Jan Wieck JanWieck
Wed Oct 27 04:37:42 PDT 2004
On 10/26/2004 6:13 PM, Bruce Momjian wrote:

> I believe Slony always needs threading, it just can be used even if the
> OS doesn't fully support all thread-safe functions, so on 8.0 you use
> --thread_safety_force.  Jan, is that correct?

Yes.

Slony allways uses pthreads and therefore it requires that on platforms, 
where the reentrant libc has a different definition for several global 
symbols (like errno), libpq is compiled with pthread compiler flags. If 
that actually leads to a "thread-safe" libpq or not is completely 
irrelevant, because Slony does not need the libpq to be thread-safe.

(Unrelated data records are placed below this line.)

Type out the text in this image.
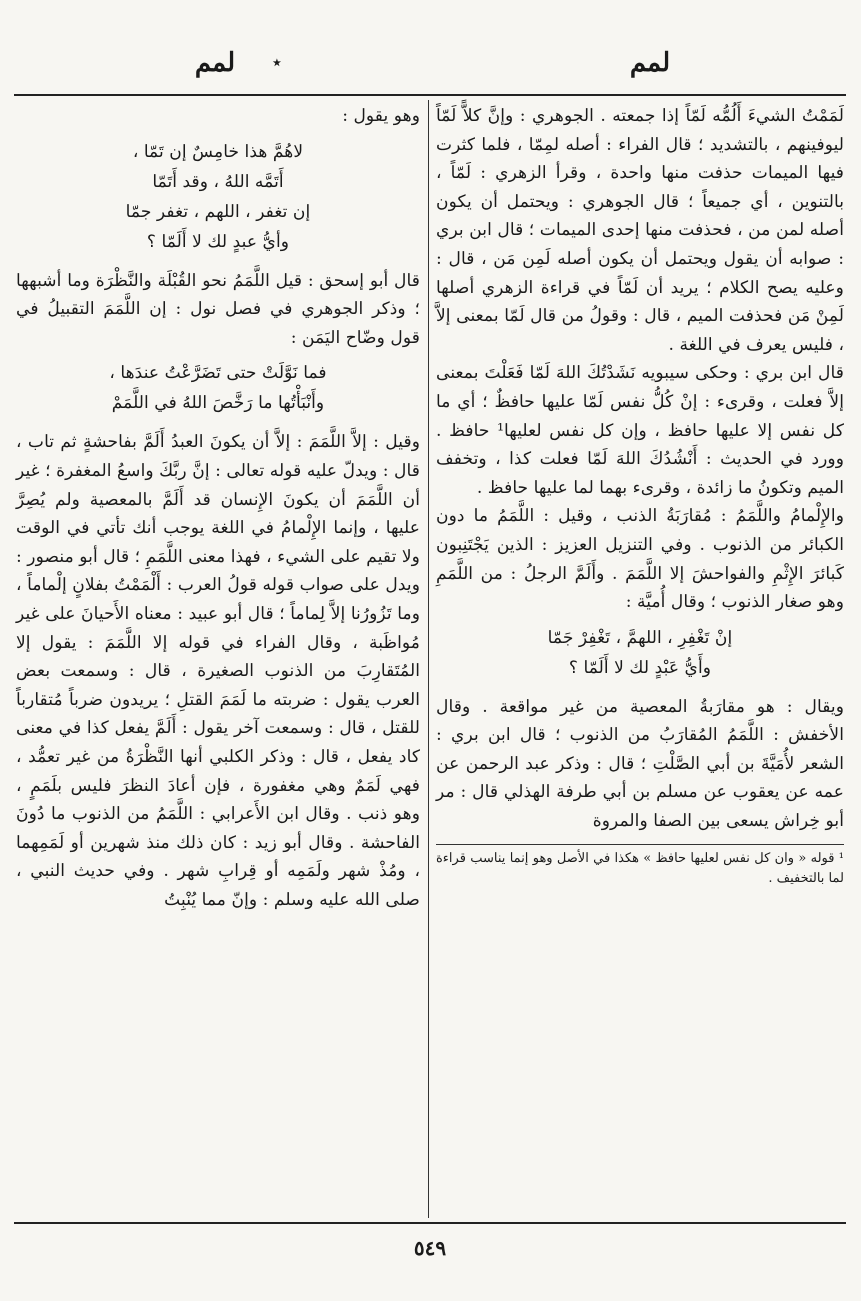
لمم
٭
لمم

لَمَمْتُ الشيءَ أَلُمُّه لَمّاً إذا جمعته . الجوهري : وإنَّ كلاًّ لَمّاً ليوفينهم ، بالتشديد ؛ قال الفراء : أصله لمِمّا ، فلما كثرت فيها الميمات حذفت منها واحدة ، وقرأ الزهري : لَمّاً ، بالتنوين ، أي جميعاً ؛ قال الجوهري : ويحتمل أن يكون أصله لمن من ، فحذفت منها إحدى الميمات ؛ قال ابن بري : صوابه أن يقول ويحتمل أن يكون أصله لَمِن مَن ، قال : وعليه يصح الكلام ؛ يريد أن لَمّاً في قراءة الزهري أصلها لَمِنْ مَن فحذفت الميم ، قال : وقولُ من قال لَمّا بمعنى إلاَّ ، فليس يعرف في اللغة .

قال ابن بري : وحكى سيبويه نَشَدْتُكَ اللهَ لَمّا فَعَلْتَ بمعنى إلاَّ فعلت ، وقرىء : إنْ كُلُّ نفس لَمّا عليها حافظٌ ؛ أي ما كل نفس إلا عليها حافظ ، وإن كل نفس لعليها¹ حافظ . وورد في الحديث : أَنْشُدُكَ اللهَ لَمّا فعلت كذا ، وتخفف الميم وتكونُ ما زائدة ، وقرىء بهما لما عليها حافظ .

والإِلْمامُ واللَّمَمُ : مُقارَبَةُ الذنب ، وقيل : اللَّمَمُ ما دون الكبائر من الذنوب . وفي التنزيل العزيز : الذين يَجْتَنِبون كَبائرَ الإِثْمِ والفواحشَ إلا اللَّمَمَ . وأَلَمَّ الرجلُ : من اللَّمَمِ وهو صغار الذنوب ؛ وقال أُميَّة :

إنْ تَغْفِرِ ، اللهمَّ ، تَغْفِرْ جَمّا
وأَيُّ عَبْدٍ لك لا أَلَمّا ؟

ويقال : هو مقارَبةُ المعصية من غير مواقعة . وقال الأخفش : اللَّمَمُ المُقارَبُ من الذنوب ؛ قال ابن بري : الشعر لأُمَيَّةَ بن أبي الصَّلْتِ ؛ قال : وذكر عبد الرحمن عن عمه عن يعقوب عن مسلم بن أبي طرفة الهذلي قال : مر أبو خِراش يسعى بين الصفا والمروة

¹ قوله « وان كل نفس لعليها حافظ » هكذا في الأصل وهو إنما يناسب قراءة لما بالتخفيف .

وهو يقول :

لاهُمَّ هذا خامِسٌ إن تَمّا ،
أَتَمَّه اللهُ ، وقد أَتَمّا
إن تغفر ، اللهم ، تغفر جمّا
وأيُّ عبدٍ لك لا أَلَمّا ؟

قال أبو إسحق : قيل اللَّمَمُ نحو القُبْلَة والنَّظْرَة وما أشبهها ؛ وذكر الجوهري في فصل نول : إن اللَّمَمَ التقبيلُ في قول وضّاح اليَمَن :

فما نَوَّلَتْ حتى تَضَرَّعْتُ عندَها ،
وأَنْبَأْتُها ما رَخَّصَ اللهُ في اللَّمَمْ

وقيل : إلاَّ اللَّمَمَ : إلاَّ أن يكونَ العبدُ أَلَمَّ بفاحشةٍ ثم تاب ، قال : ويدلّ عليه قوله تعالى : إنَّ ربَّكَ واسعُ المغفرة ؛ غير أن اللَّمَمَ أن يكونَ الإِنسان قد أَلَمَّ بالمعصية ولم يُصِرَّ عليها ، وإنما الإِلْمامُ في اللغة يوجب أنك تأتي في الوقت ولا تقيم على الشيء ، فهذا معنى اللَّمَمِ ؛ قال أبو منصور : ويدل على صواب قوله قولُ العرب : أَلْمَمْتُ بفلانٍ إلْماماً ، وما تَزُورُنا إلاَّ لِماماً ؛ قال أبو عبيد : معناه الأَحيانَ على غير مُواظَبة ، وقال الفراء في قوله إلا اللَّمَمَ : يقول إلا المُتَقارِبَ من الذنوب الصغيرة ، قال : وسمعت بعض العرب يقول : ضربته ما لَمَمَ القتلِ ؛ يريدون ضرباً مُتقارباً للقتل ، قال : وسمعت آخر يقول : أَلَمَّ يفعل كذا في معنى كاد يفعل ، قال : وذكر الكلبي أنها النَّظْرَةُ من غير تعمُّد ، فهي لَمَمٌ وهي مغفورة ، فإن أعادَ النظرَ فليس بلَمَمٍ ، وهو ذنب . وقال ابن الأَعرابي : اللَّمَمُ من الذنوب ما دُونَ الفاحشة . وقال أبو زيد : كان ذلك منذ شهرين أو لَمَمِهما ، ومُذْ شهر ولَمَمِه أو قِرابِ شهر . وفي حديث النبي ، صلى الله عليه وسلم : وإنّ مما يُنْبِتُ

٥٤٩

A good example for what happens is Solaris. If libpq is compiled without 
-pthreads, then "errno" is just the good old "extern int errno;". But if 
it is compiled with -pthreads, then "errno" is #defined to dereferencing 
the result of a function, like "*(__thread_errno())" and that function 
returns the thread specific error variable and int*. Since slon is 
compiled with pthreads, it links against the reentrant libc which places 
error codes in the thread specific error variable. Why in devils name 
that reentrant libc also has a global errno variable at all is a secret 
to me and probably the last developer who knew that has left Sun 5 years 
ago, but it has one and leaves it just zero all the time. Since it has 
one, the extern reference errno from the non -pthread compiled libpq is 
resolved just fine ... to a location of 4 wasted, meaningless bytes.